Affrontata la lotta da solo, «forte dei suoi
ideali, delle sue tradizioni, del suo programma, mantenendo intera la sua
indipendenza», il 6 aprile il partito giolittiano ottenne 4 seggi su 535.
Pochini. Contrariamente al credito da lui tributatogli, il fascismo trionfante
non attuò affatto il principio “ne cives ad arma veniant”. La campagna
elettorale fu costellata di morti, feriti, brogli. Il 10 giugno il segretario
del PSU, Matteotti fu rapito. Morì vittima di omicidio verosimilmente non
premeditato: non crimine comune, comunque, ma delitto politico.
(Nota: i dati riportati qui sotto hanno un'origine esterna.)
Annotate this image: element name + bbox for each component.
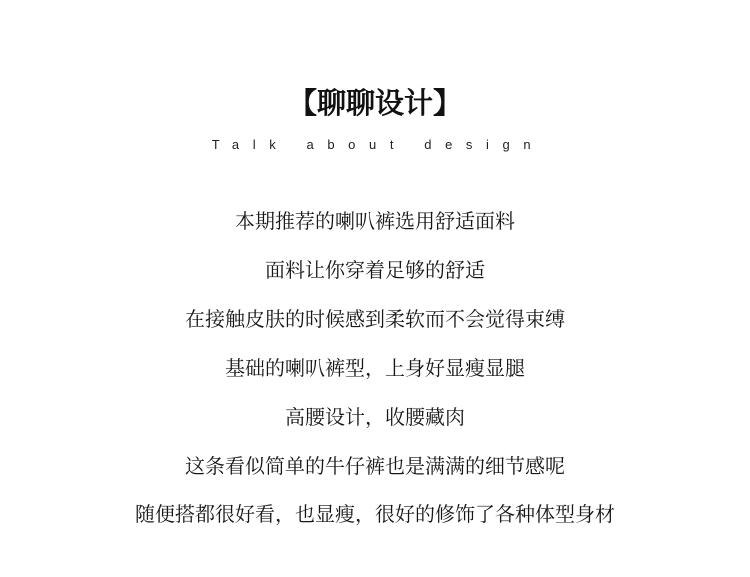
section-title: 【聊聊设计】	[0, 83, 750, 123]
description-line: 随便搭都很好看，也显瘦，很好的修饰了各种体型身材	[0, 500, 750, 528]
section-subtitle: Talk about design	[0, 136, 750, 154]
description-line: 面料让你穿着足够的舒适	[0, 256, 750, 284]
description-line: 高腰设计，收腰藏肉	[0, 403, 750, 431]
description-line: 基础的喇叭裤型，上身好显瘦显腿	[0, 354, 750, 382]
description-line: 本期推荐的喇叭裤选用舒适面料	[0, 207, 750, 235]
description-line: 在接触皮肤的时候感到柔软而不会觉得束缚	[0, 305, 750, 333]
description-line: 这条看似简单的牛仔裤也是满满的细节感呢	[0, 452, 750, 480]
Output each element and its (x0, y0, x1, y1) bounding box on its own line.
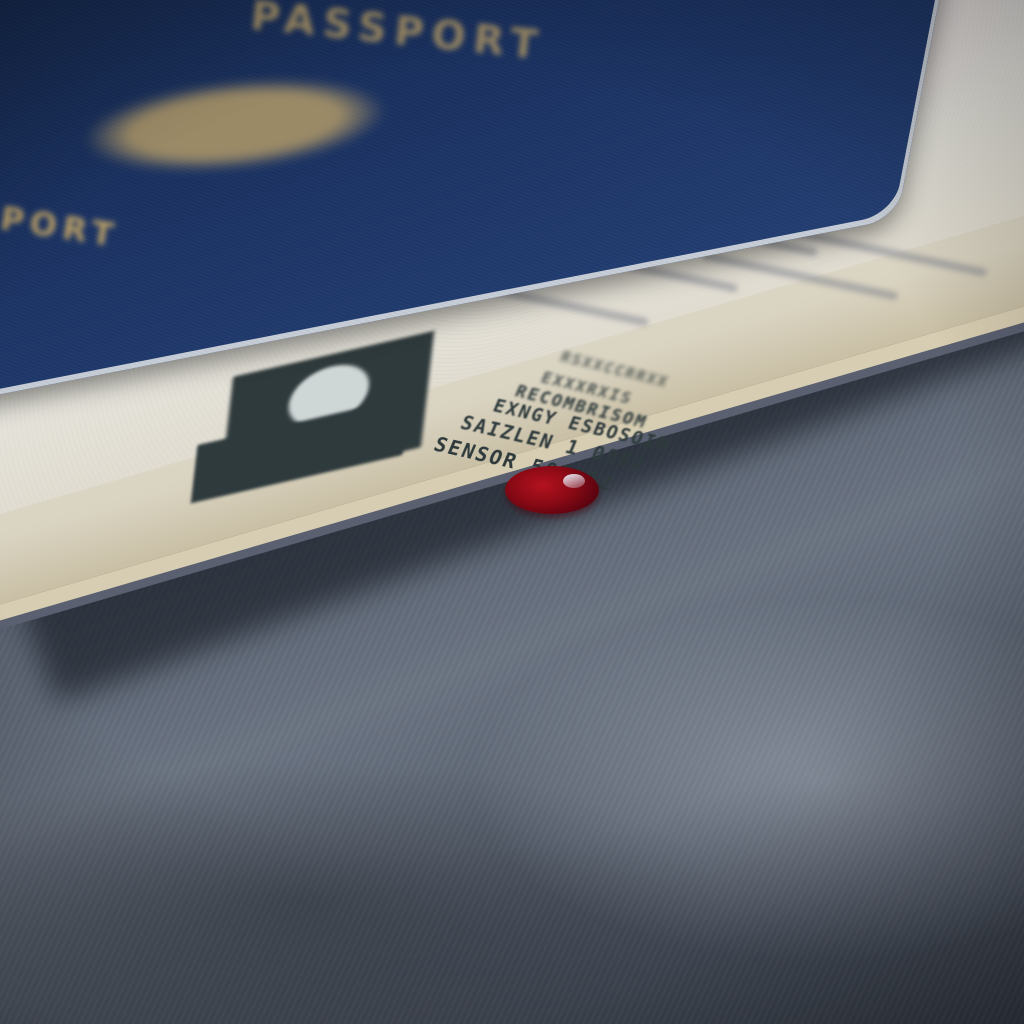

Anche dopo
quello scempio tanti liberali continuarono a votare a favore del governo.
Giolitti passò finalmente all'opposizione il 24 novembre 1924. Croce salì
sull'Aventino degli studi. Il 16 marzo 1928 Giolitti votò contro la legge
elettorale che affidò al Gran Consiglio la composizione della lista dei
candidati alla Camera, da approvare o respingere in blocco: ratifica del regime
di partito unico, che segnò il decisivo distacco dallo Statuto. Morì il 17 luglio
seguente sussurrando: «Non così presto…». Valeva anche per il tramonto
dell'Italia liberale, travolta dalle leggi fascistissime (bavaglio alla stampa,
scioglimento della massoneria, ripristino della pena di morte, divieto delle
opposizioni politiche e culturali...), che non furono solo un male in sé ma
costituirono le basi della successiva catastrofica alleanza con la Germania di
Hitler, delle leggi razziali e della negazione del Risorgimento liberale,
europeo e monarchico. Così venne imboccato il tunnel che, passo dopo passo,
condusse alla Repubblica sociale italiana, approdo ultimo del voto del 21
luglio 1923: davvero una “giornata particolare”, quest’ultima, germe del
fratricidio permanente. Data da segnare “nigro lapillo”.